Common storage choices:

| Storage type | Typical use |
|---|---|
| Local NVMe | Fast temporary checkpoints |
| Network filesystem | Shared cluster storage |
| Object storage | Durable cloud checkpoints |
| Distributed filesystems | Large HPC systems |

Large training systems often checkpoint to local SSD first, then asynchronously upload to durable object storage.

### Incremental Checkpoints

Saving the full model every time can be expensive.

Incremental checkpointing saves only changed state between checkpoints.

Example strategy:

| Checkpoint type | Frequency |
|---|---|
| Full checkpoint | Every 10,000 steps |
| Incremental delta | Every 500 steps |

This reduces storage bandwidth and checkpoint latency.

Incremental checkpointing becomes increasingly important as model size grows.
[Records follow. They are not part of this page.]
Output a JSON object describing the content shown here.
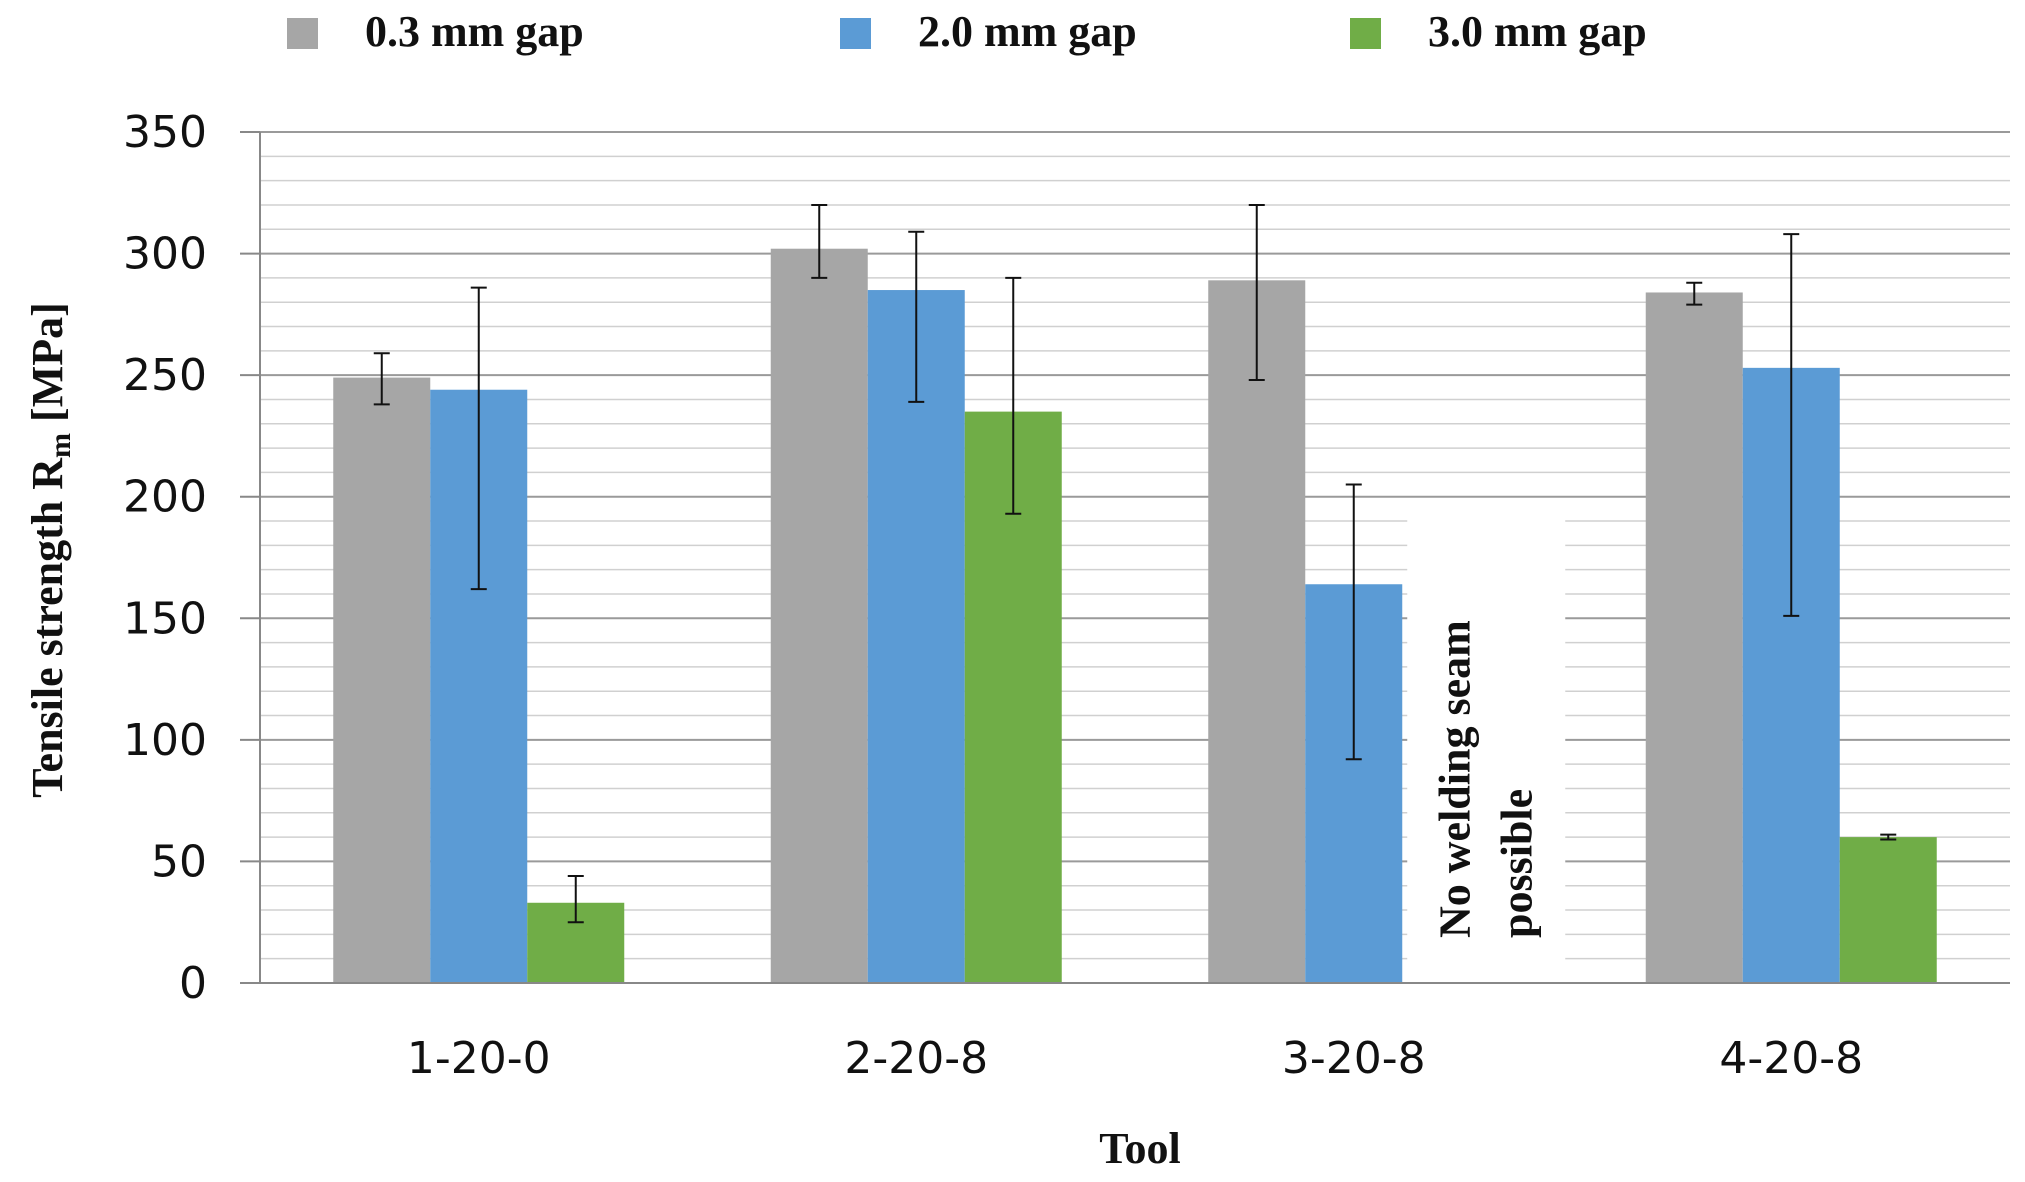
{
  "chart_data": {
    "type": "bar",
    "title": "",
    "xlabel": "Tool",
    "ylabel": "Tensile strength R",
    "ylabel_subscript": "m",
    "ylabel_unit": " [MPa]",
    "categories": [
      "1-20-0",
      "2-20-8",
      "3-20-8",
      "4-20-8"
    ],
    "ylim": [
      0,
      350
    ],
    "yticks": [
      "0",
      "50",
      "100",
      "150",
      "200",
      "250",
      "300",
      "350"
    ],
    "ytick_values": [
      0,
      50,
      100,
      150,
      200,
      250,
      300,
      350
    ],
    "minor_grid_step": 10,
    "grid": true,
    "legend_position": "top",
    "series": [
      {
        "name": "0.3 mm gap",
        "color": "#a6a6a6",
        "values": [
          249,
          302,
          289,
          284
        ],
        "error_low": [
          238,
          290,
          248,
          279
        ],
        "error_high": [
          259,
          320,
          320,
          288
        ]
      },
      {
        "name": "2.0 mm gap",
        "color": "#5b9bd5",
        "values": [
          244,
          285,
          164,
          253
        ],
        "error_low": [
          162,
          239,
          92,
          151
        ],
        "error_high": [
          286,
          309,
          205,
          308
        ]
      },
      {
        "name": "3.0 mm gap",
        "color": "#70ad47",
        "values": [
          33,
          235,
          null,
          60
        ],
        "error_low": [
          25,
          193,
          null,
          59
        ],
        "error_high": [
          44,
          290,
          null,
          61
        ]
      }
    ],
    "annotation": {
      "lines": [
        "No welding seam",
        "possible"
      ],
      "category": "3-20-8",
      "series": "3.0 mm gap"
    }
  }
}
### Fault Tolerance in Large Foundation Models

Large foundation model training may run for weeks across thousands of GPUs.

In such systems:

- failures are expected
- restart automation is mandatory
- checkpoint corruption must be detected
- storage bandwidth becomes a bottleneck

Modern training infrastructure therefore includes:

| Component | Role |
|---|---|
| Distributed checkpointing | Scalable save/restore |
| Elastic launchers | Worker recovery |
| Health monitoring | Failure detection |
| Automatic retry logic | Restart failed jobs |
| Redundant storage | Prevent checkpoint loss |

Without fault tolerance, large-scale training would become economically infeasible because failures would waste too much compute.

### The Economics of Recovery

Fault tolerance is fundamentally about preserving compute investment.

Suppose a training run uses:

- 2,000 GPUs
- 2 weeks
- \$2 per GPU-hour

Total compute cost:

$$
2000 \times 24 \times 14 \times 2 =
1{,}344{,}000.
$$

A single unrecoverable failure near the end could waste more than one million dollars of computation.

Checkpointing overhead may seem expensive, but it is small compared with restarting massive training runs from scratch.

### Design Principles

Reliable distributed training systems generally follow several principles:

| Principle | Meaning |
|---|---|
| Save frequently | Reduce lost work |
| Save atomically | Avoid corruption |
| Recover automatically | Minimize human intervention |
| Detect failure early | Reduce wasted compute |
| Keep state synchronized | Preserve correctness |
| Prefer idempotent operations | Safe retries |

As training systems scale, infrastructure engineering becomes as important as model architecture. A trillion-parameter model is not useful if the training system cannot survive ordinary operational failures.